As for the results themselves, they were fine! A couple of years ago I used Bing extensively and exclusively, and found that while it had plenty of annoying ticks it actually served up decent results. If anything, by stripping away all of the frippery and bloat that makes Bing a slog, Ghostery offers a stirring defense of that engine's core capabilities. Eventually I missed being able to drill down to news results specifically, or being able to search for images at all—again, that’ll be there in the final build—but honestly there was something refreshing about searching for something on the internet and finding link after link after link about what you are looking for, instead of ads and knowledge panels and AMP carousels.
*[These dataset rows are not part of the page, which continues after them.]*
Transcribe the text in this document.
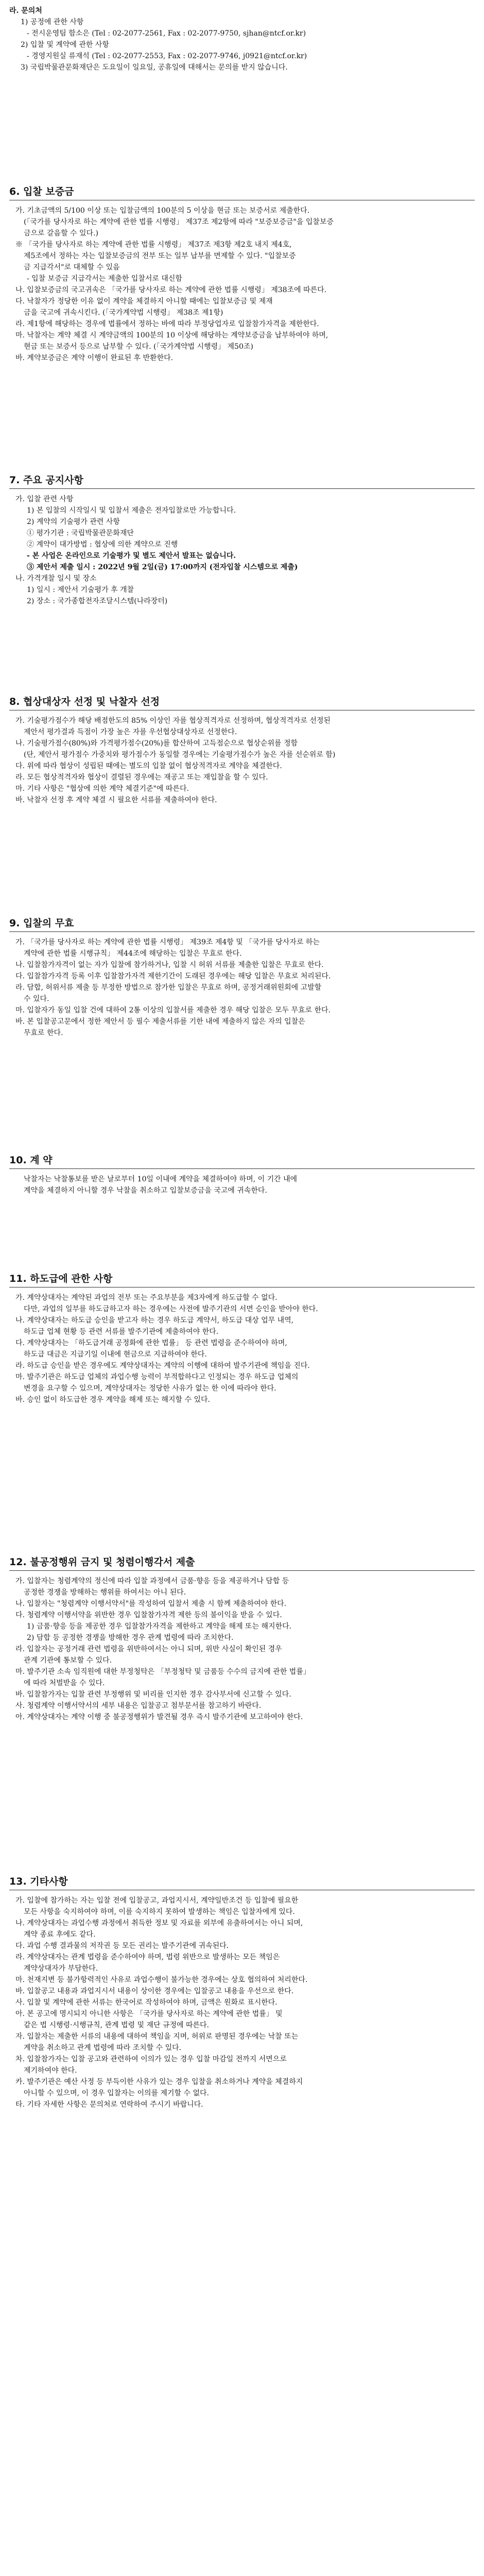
라. 문의처
1) 공정에 관한 사항
- 전시운영팀 함소은 (Tel : 02-2077-2561, Fax : 02-2077-9750, sjhan@ntcf.or.kr)
2) 입찰 및 계약에 관한 사항
- 경영지원실 류재석 (Tel : 02-2077-2553, Fax : 02-2077-9746, j0921@ntcf.or.kr)
3) 국립박물관문화재단은 도요일이 일요일, 공휴일에 대해서는 문의를 받지 않습니다.
6. 입찰 보증금
가. 기초금액의 5/100 이상 또는 입찰금액의 100분의 5 이상을 현금 또는 보증서로 제출한다.
(「국가를 당사자로 하는 계약에 관한 법률 시행령」 제37조 제2항에 따라 "보증보증금"을 입찰보증
금으로 갈음할 수 있다.)
※ 「국가를 당사자로 하는 계약에 관한 법률 시행령」 제37조 제3항 제2호 내지 제4호,
제5조에서 정하는 자는 입찰보증금의 전부 또는 일부 납부를 면제할 수 있다. "입찰보증
금 지급각서"로 대체할 수 있음
- 입찰 보증금 지급각서는 제출한 입찰서로 대신함
나. 입찰보증금의 국고귀속은 「국가를 당사자로 하는 계약에 관한 법률 시행령」 제38조에 따른다.
다. 낙찰자가 정당한 이유 없이 계약을 체결하지 아니할 때에는 입찰보증금 및 제재
금을 국고에 귀속시킨다. (「국가계약법 시행령」 제38조 제1항)
라. 제1항에 해당하는 경우에 법률에서 정하는 바에 따라 부정당업자로 입찰참가자격을 제한한다.
마. 낙찰자는 계약 체결 시 계약금액의 100분의 10 이상에 해당하는 계약보증금을 납부하여야 하며,
현금 또는 보증서 등으로 납부할 수 있다. (「국가계약법 시행령」 제50조)
바. 계약보증금은 계약 이행이 완료된 후 반환한다.
7. 주요 공지사항
가. 입찰 관련 사항
1) 본 입찰의 시작일시 및 입찰서 제출은 전자입찰로만 가능합니다.
2) 계약의 기술평가 관련 사항
① 평가기관 : 국립박물관문화재단
② 계약이 대가방법 : 협상에 의한 계약으로 진행
- 본 사업은 온라인으로 기술평가 및 별도 제안서 발표는 없습니다.
③ 제안서 제출 일시 : 2022년 9월 2일(금) 17:00까지 (전자입찰 시스템으로 제출)
나. 가격개찰 일시 및 장소
1) 일시 : 제안서 기술평가 후 개찰
2) 장소 : 국가종합전자조달시스템(나라장터)
8. 협상대상자 선정 및 낙찰자 선정
가. 기술평가점수가 해당 배점한도의 85% 이상인 자를 협상적격자로 선정하며, 협상적격자로 선정된
제안서 평가결과 득점이 가장 높은 자를 우선협상대상자로 선정한다.
나. 기술평가점수(80%)와 가격평가점수(20%)를 합산하여 고득점순으로 협상순위를 정함
(단, 제안서 평가점수 가중치와 평가점수가 동일할 경우에는 기술평가점수가 높은 자를 선순위로 함)
다. 위에 따라 협상이 성립된 때에는 별도의 입찰 없이 협상적격자로 계약을 체결한다.
라. 모든 협상적격자와 협상이 결렬된 경우에는 재공고 또는 재입찰을 할 수 있다.
마. 기타 사항은 "협상에 의한 계약 체결기준"에 따른다.
바. 낙찰자 선정 후 계약 체결 시 필요한 서류를 제출하여야 한다.
9. 입찰의 무효
가. 「국가를 당사자로 하는 계약에 관한 법률 시행령」 제39조 제4항 및 「국가를 당사자로 하는
계약에 관한 법률 시행규칙」 제44조에 해당하는 입찰은 무효로 한다.
나. 입찰참가자격이 없는 자가 입찰에 참가하거나, 입찰 시 허위 서류를 제출한 입찰은 무효로 한다.
다. 입찰참가자격 등록 이후 입찰참가자격 제한기간이 도래된 경우에는 해당 입찰은 무효로 처리된다.
라. 담합, 허위서류 제출 등 부정한 방법으로 참가한 입찰은 무효로 하며, 공정거래위원회에 고발할
수 있다.
마. 입찰자가 동일 입찰 건에 대하여 2통 이상의 입찰서를 제출한 경우 해당 입찰은 모두 무효로 한다.
바. 본 입찰공고문에서 정한 제안서 등 필수 제출서류를 기한 내에 제출하지 않은 자의 입찰은
무효로 한다.
10. 계 약
낙찰자는 낙찰통보를 받은 날로부터 10일 이내에 계약을 체결하여야 하며, 이 기간 내에
계약을 체결하지 아니할 경우 낙찰을 취소하고 입찰보증금을 국고에 귀속한다.
11. 하도급에 관한 사항
가. 계약상대자는 계약된 과업의 전부 또는 주요부분을 제3자에게 하도급할 수 없다.
다만, 과업의 일부를 하도급하고자 하는 경우에는 사전에 발주기관의 서면 승인을 받아야 한다.
나. 계약상대자는 하도급 승인을 받고자 하는 경우 하도급 계약서, 하도급 대상 업무 내역,
하도급 업체 현황 등 관련 서류를 발주기관에 제출하여야 한다.
다. 계약상대자는 「하도급거래 공정화에 관한 법률」 등 관련 법령을 준수하여야 하며,
하도급 대금은 지급기일 이내에 현금으로 지급하여야 한다.
라. 하도급 승인을 받은 경우에도 계약상대자는 계약의 이행에 대하여 발주기관에 책임을 진다.
마. 발주기관은 하도급 업체의 과업수행 능력이 부적합하다고 인정되는 경우 하도급 업체의
변경을 요구할 수 있으며, 계약상대자는 정당한 사유가 없는 한 이에 따라야 한다.
바. 승인 없이 하도급한 경우 계약을 해제 또는 해지할 수 있다.
12. 불공정행위 금지 및 청렴이행각서 제출
가. 입찰자는 청렴계약의 정신에 따라 입찰 과정에서 금품·향응 등을 제공하거나 담합 등
공정한 경쟁을 방해하는 행위를 하여서는 아니 된다.
나. 입찰자는 "청렴계약 이행서약서"를 작성하여 입찰서 제출 시 함께 제출하여야 한다.
다. 청렴계약 이행서약을 위반한 경우 입찰참가자격 제한 등의 불이익을 받을 수 있다.
1) 금품·향응 등을 제공한 경우 입찰참가자격을 제한하고 계약을 해제 또는 해지한다.
2) 담합 등 공정한 경쟁을 방해한 경우 관계 법령에 따라 조치한다.
라. 입찰자는 공정거래 관련 법령을 위반하여서는 아니 되며, 위반 사실이 확인된 경우
관계 기관에 통보할 수 있다.
마. 발주기관 소속 임직원에 대한 부정청탁은 「부정청탁 및 금품등 수수의 금지에 관한 법률」
에 따라 처벌받을 수 있다.
바. 입찰참가자는 입찰 관련 부정행위 및 비리를 인지한 경우 감사부서에 신고할 수 있다.
사. 청렴계약 이행서약서의 세부 내용은 입찰공고 첨부문서를 참고하기 바란다.
아. 계약상대자는 계약 이행 중 불공정행위가 발견될 경우 즉시 발주기관에 보고하여야 한다.
13. 기타사항
가. 입찰에 참가하는 자는 입찰 전에 입찰공고, 과업지시서, 계약일반조건 등 입찰에 필요한
모든 사항을 숙지하여야 하며, 이를 숙지하지 못하여 발생하는 책임은 입찰자에게 있다.
나. 계약상대자는 과업수행 과정에서 취득한 정보 및 자료를 외부에 유출하여서는 아니 되며,
계약 종료 후에도 같다.
다. 과업 수행 결과물의 저작권 등 모든 권리는 발주기관에 귀속된다.
라. 계약상대자는 관계 법령을 준수하여야 하며, 법령 위반으로 발생하는 모든 책임은
계약상대자가 부담한다.
마. 천재지변 등 불가항력적인 사유로 과업수행이 불가능한 경우에는 상호 협의하여 처리한다.
바. 입찰공고 내용과 과업지시서 내용이 상이한 경우에는 입찰공고 내용을 우선으로 한다.
사. 입찰 및 계약에 관한 서류는 한국어로 작성하여야 하며, 금액은 원화로 표시한다.
아. 본 공고에 명시되지 아니한 사항은 「국가를 당사자로 하는 계약에 관한 법률」 및
같은 법 시행령·시행규칙, 관계 법령 및 재단 규정에 따른다.
자. 입찰자는 제출한 서류의 내용에 대하여 책임을 지며, 허위로 판명된 경우에는 낙찰 또는
계약을 취소하고 관계 법령에 따라 조치할 수 있다.
차. 입찰참가자는 입찰 공고와 관련하여 이의가 있는 경우 입찰 마감일 전까지 서면으로
제기하여야 한다.
카. 발주기관은 예산 사정 등 부득이한 사유가 있는 경우 입찰을 취소하거나 계약을 체결하지
아니할 수 있으며, 이 경우 입찰자는 이의를 제기할 수 없다.
타. 기타 자세한 사항은 문의처로 연락하여 주시기 바랍니다.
So this is what it feels like when a search engine actually wants to send you to another site.

 

Eventually, Ghostery plans to integrate its ad-tracking tech even further, perhaps allowing you to filter out sites that have more than 20 trackers from results, or ranking pages based on privacy-friendly metrics.

 

Ghostery’s browser and search engine won’t be for everyone. Established browsers like Safari and, yes, Firefox already go a long way toward providing some of the the protections Ghostery promises. Even Chrome plans to phase out third-party cookies eventually. The Ghostery extension also continues to provide plenty of cover for dedicated Chrome users. But there’s a clear and present need for an internet that respects your privacy better than the current one does. A number of companies are trying to build that future, including DuckDuckGo and Brave and the Tor Project, among others. With its impending expansion, Ghostery has solidified its role as one of those architects.